Lalamove Officially Gains Unicorn Status

Hong Kong-based delivery startup Lalamove has reportedly raised a $300 million round of Series D funding at a +$1 billion valuation.

A Huge Southeast Asian Presence

Founded in 2013, Lalamove is a ride-haling delivery and logistics company like similar to Uber, which focusing on business and corporate clientele. The company - which operates out of mainland China - has over 2 million drivers across more than 130 cities, and boasts more than 28 million active users. Outside of China, Lalamove operates in seven other Asian countries, including Taiwan, Vietnam, Indonesia, Malaysia, Singapore, the Philippines, and Thailand. The latest round of funding is anticipated to be used to further expansion into southeast Asia and India.

The Latest Large Round of Funding

The latest $300 million round of Series D funding will reportedly be split in to two halves: Hillhouse Capital will lead the ‘D1' portion, and Sequoia China will lead the ‘D2’ tranche. The exact size of each half has not been disclosed. Previous to this, Lalamove closed a $100 million round of Series C funding in 2017. To date, Lalamove has raised more than $460 million after seven rounds of funding.

Firmly in Unicorn Territory

According to reports, the latest round of funding places Lalamove firmly into unicorn status.

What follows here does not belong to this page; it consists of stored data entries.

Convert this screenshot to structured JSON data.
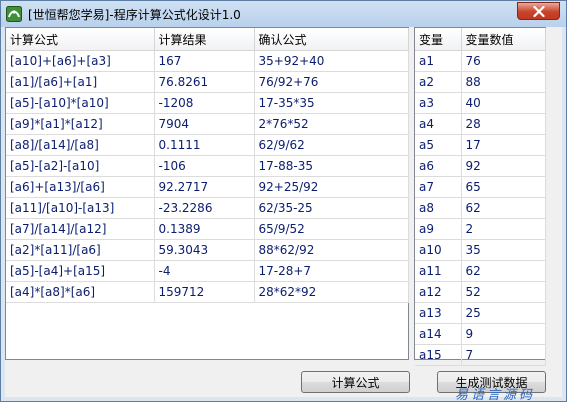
{
  "window": {
    "title": "[世恒帮您学易]-程序计算公式化设计1.0"
  },
  "formula_table": {
    "headers": [
      "计算公式",
      "计算结果",
      "确认公式"
    ],
    "rows": [
      [
        "[a10]+[a6]+[a3]",
        "167",
        "35+92+40"
      ],
      [
        "[a1]/[a6]+[a1]",
        "76.8261",
        "76/92+76"
      ],
      [
        "[a5]-[a10]*[a10]",
        "-1208",
        "17-35*35"
      ],
      [
        "[a9]*[a1]*[a12]",
        "7904",
        "2*76*52"
      ],
      [
        "[a8]/[a14]/[a8]",
        "0.1111",
        "62/9/62"
      ],
      [
        "[a5]-[a2]-[a10]",
        "-106",
        "17-88-35"
      ],
      [
        "[a6]+[a13]/[a6]",
        "92.2717",
        "92+25/92"
      ],
      [
        "[a11]/[a10]-[a13]",
        "-23.2286",
        "62/35-25"
      ],
      [
        "[a7]/[a14]/[a12]",
        "0.1389",
        "65/9/52"
      ],
      [
        "[a2]*[a11]/[a6]",
        "59.3043",
        "88*62/92"
      ],
      [
        "[a5]-[a4]+[a15]",
        "-4",
        "17-28+7"
      ],
      [
        "[a4]*[a8]*[a6]",
        "159712",
        "28*62*92"
      ]
    ]
  },
  "variable_table": {
    "headers": [
      "变量",
      "变量数值"
    ],
    "rows": [
      [
        "a1",
        "76"
      ],
      [
        "a2",
        "88"
      ],
      [
        "a3",
        "40"
      ],
      [
        "a4",
        "28"
      ],
      [
        "a5",
        "17"
      ],
      [
        "a6",
        "92"
      ],
      [
        "a7",
        "65"
      ],
      [
        "a8",
        "62"
      ],
      [
        "a9",
        "2"
      ],
      [
        "a10",
        "35"
      ],
      [
        "a11",
        "62"
      ],
      [
        "a12",
        "52"
      ],
      [
        "a13",
        "25"
      ],
      [
        "a14",
        "9"
      ],
      [
        "a15",
        "7"
      ]
    ]
  },
  "buttons": {
    "calculate": "计算公式",
    "generate": "生成测试数据"
  },
  "watermark": "易语言源码",
  "icons": {
    "app": "app-icon",
    "close": "close-icon"
  },
  "colors": {
    "cell_text": "#0b1d6e",
    "close_button": "#c9442c",
    "title_bar": "#b9d1ec"
  }
}
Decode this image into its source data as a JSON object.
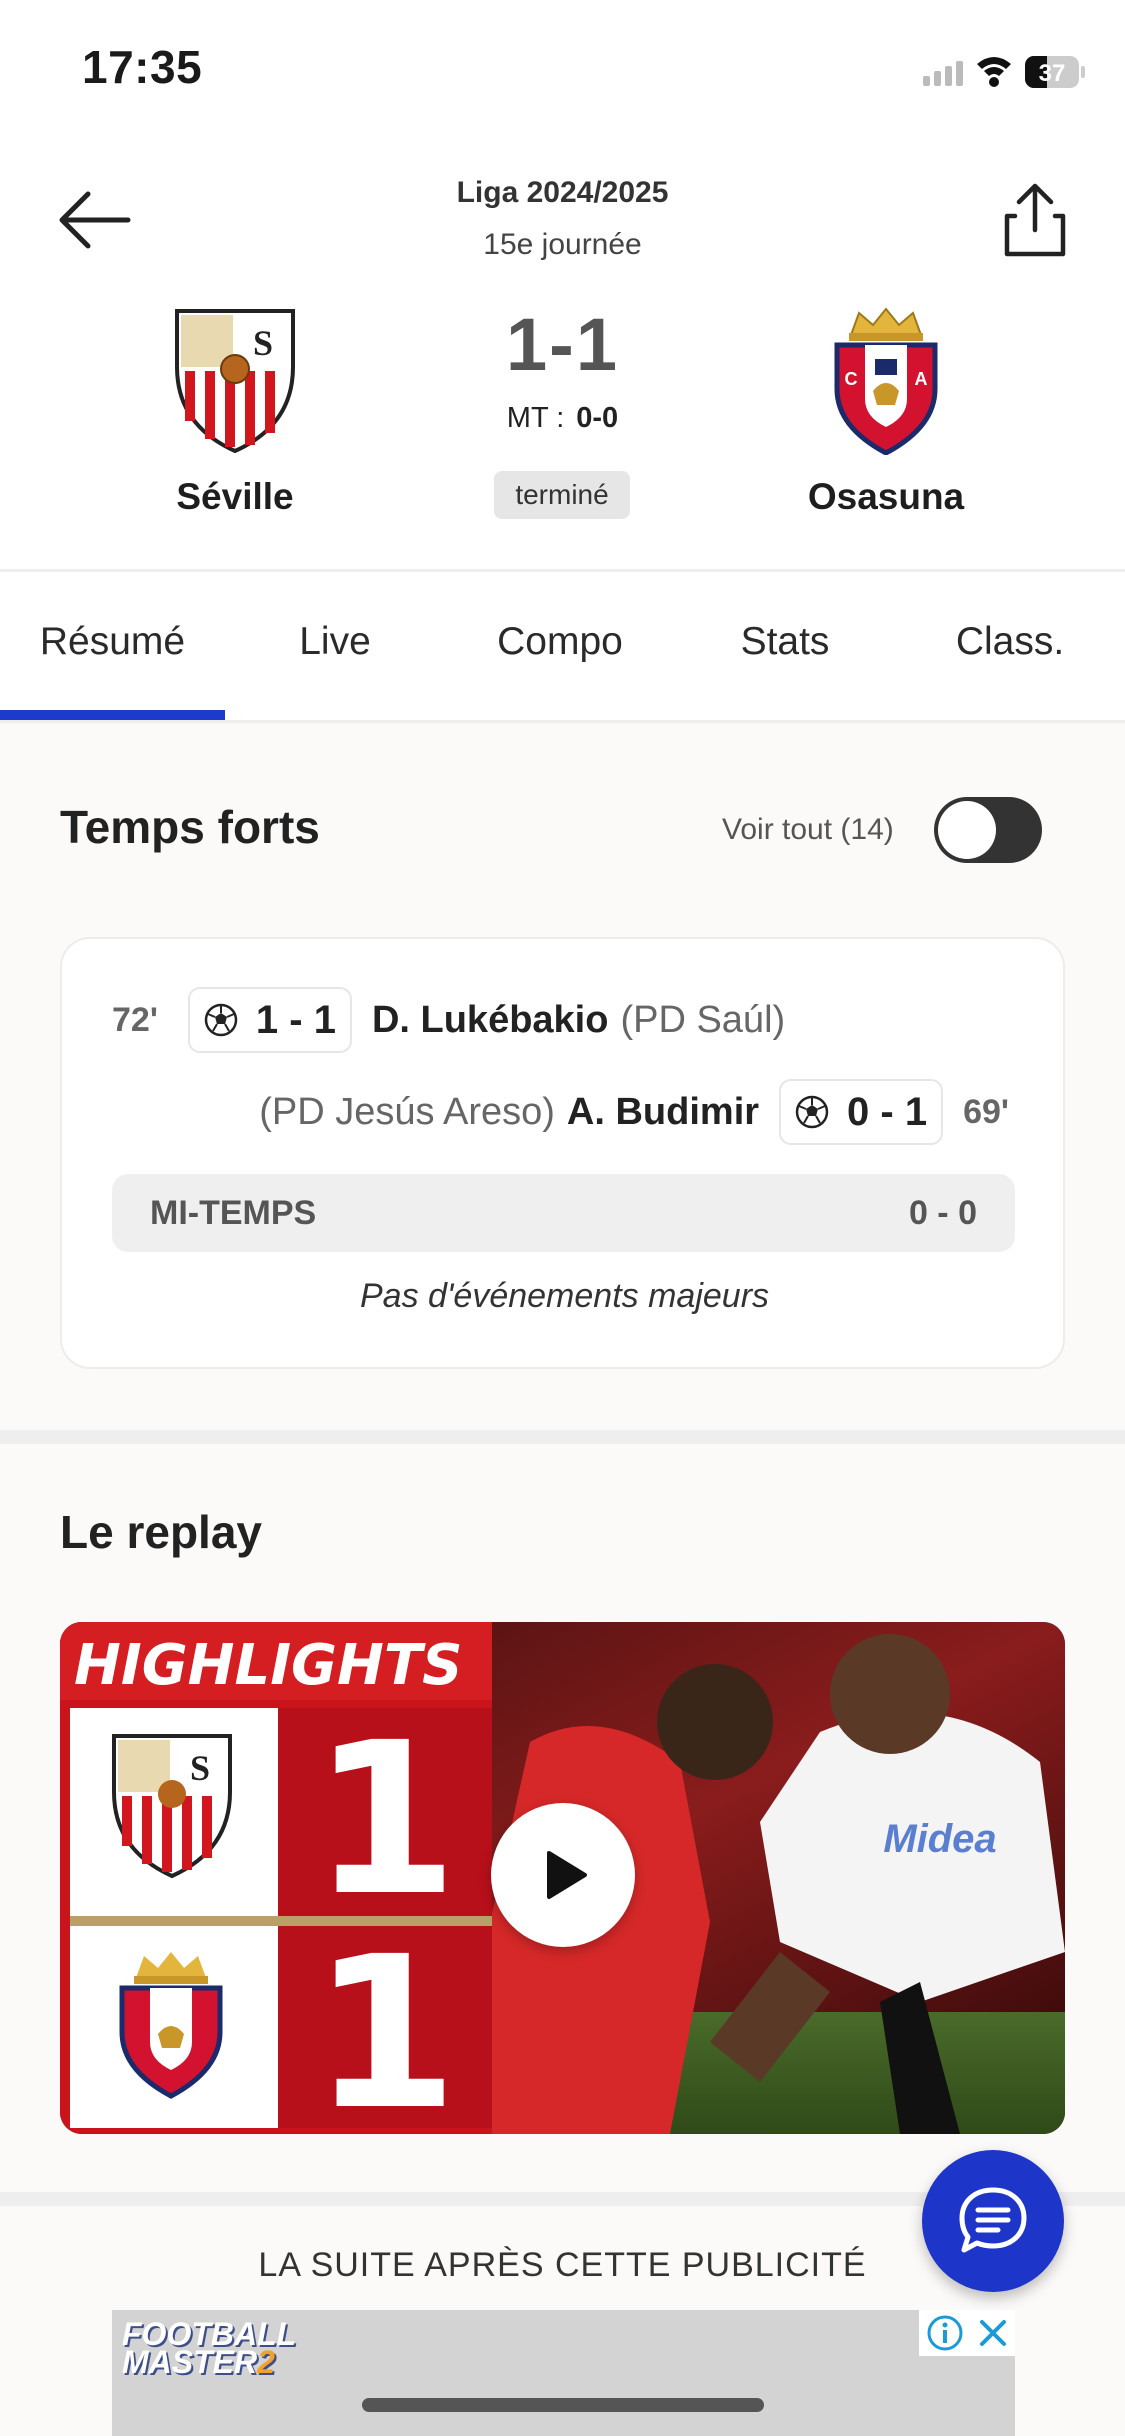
{
  "status_bar": {
    "time": "17:35",
    "battery": "37"
  },
  "header": {
    "league": "Liga 2024/2025",
    "round": "15e journée"
  },
  "match": {
    "home_team": "Séville",
    "away_team": "Osasuna",
    "score": "1-1",
    "halftime_label": "MT :",
    "halftime_score": "0-0",
    "status": "terminé"
  },
  "tabs": [
    {
      "label": "Résumé",
      "active": true
    },
    {
      "label": "Live",
      "active": false
    },
    {
      "label": "Compo",
      "active": false
    },
    {
      "label": "Stats",
      "active": false
    },
    {
      "label": "Class.",
      "active": false
    }
  ],
  "highlights": {
    "title": "Temps forts",
    "see_all": "Voir tout (14)",
    "toggle_on": false,
    "events": [
      {
        "minute": "72'",
        "score": "1 - 1",
        "player": "D. Lukébakio",
        "assist": "(PD Saúl)",
        "side": "home"
      },
      {
        "minute": "69'",
        "score": "0 - 1",
        "player": "A. Budimir",
        "assist": "(PD Jesús Areso)",
        "side": "away"
      }
    ],
    "halftime_label": "MI-TEMPS",
    "halftime_score": "0 - 0",
    "no_events": "Pas d'événements majeurs"
  },
  "replay": {
    "title": "Le replay",
    "thumbnail_banner": "HIGHLIGHTS",
    "home_goals": "1",
    "away_goals": "1",
    "jersey_sponsor": "Midea"
  },
  "ad": {
    "label": "LA SUITE APRÈS CETTE PUBLICITÉ",
    "brand_line1": "FOOTBALL",
    "brand_line2": "MASTER",
    "brand_number": "2"
  },
  "colors": {
    "accent": "#1d3acd",
    "fab": "#1d35c9",
    "sevilla_red": "#d2161e",
    "osasuna_red": "#d2122e",
    "osasuna_navy": "#1b2a6b"
  },
  "icons": [
    "back-arrow-icon",
    "share-icon",
    "soccer-ball-icon",
    "play-icon",
    "chat-icon",
    "info-icon",
    "close-icon",
    "wifi-icon",
    "signal-icon",
    "battery-icon"
  ]
}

However, according to company head of international Blake Larson, Lalamove has been, “past the unicorn mark for quite some time [but] we just don’t talk about it.” The company was reportedly just shy of a $1 billion valuation when it closed its $100 million round of Series C funding.

A 21st Century Founder and CEO

Lalamove was founded in 2013 by Stanford graduate, Shing Chow. According to Sequoia China founder and managing partner Neil Shen, “Shing is a role model for Hong Kong’s new generation of innovative entrepreneurs. Raised in Hong Kong and educated at Stanford University, Shing returned and plunged himself in the entrepreneurial wave of ‘Internet Plus,’ becoming a figure of entrepreneurial success.” By all accounts, the future seems very bright for the young CEO.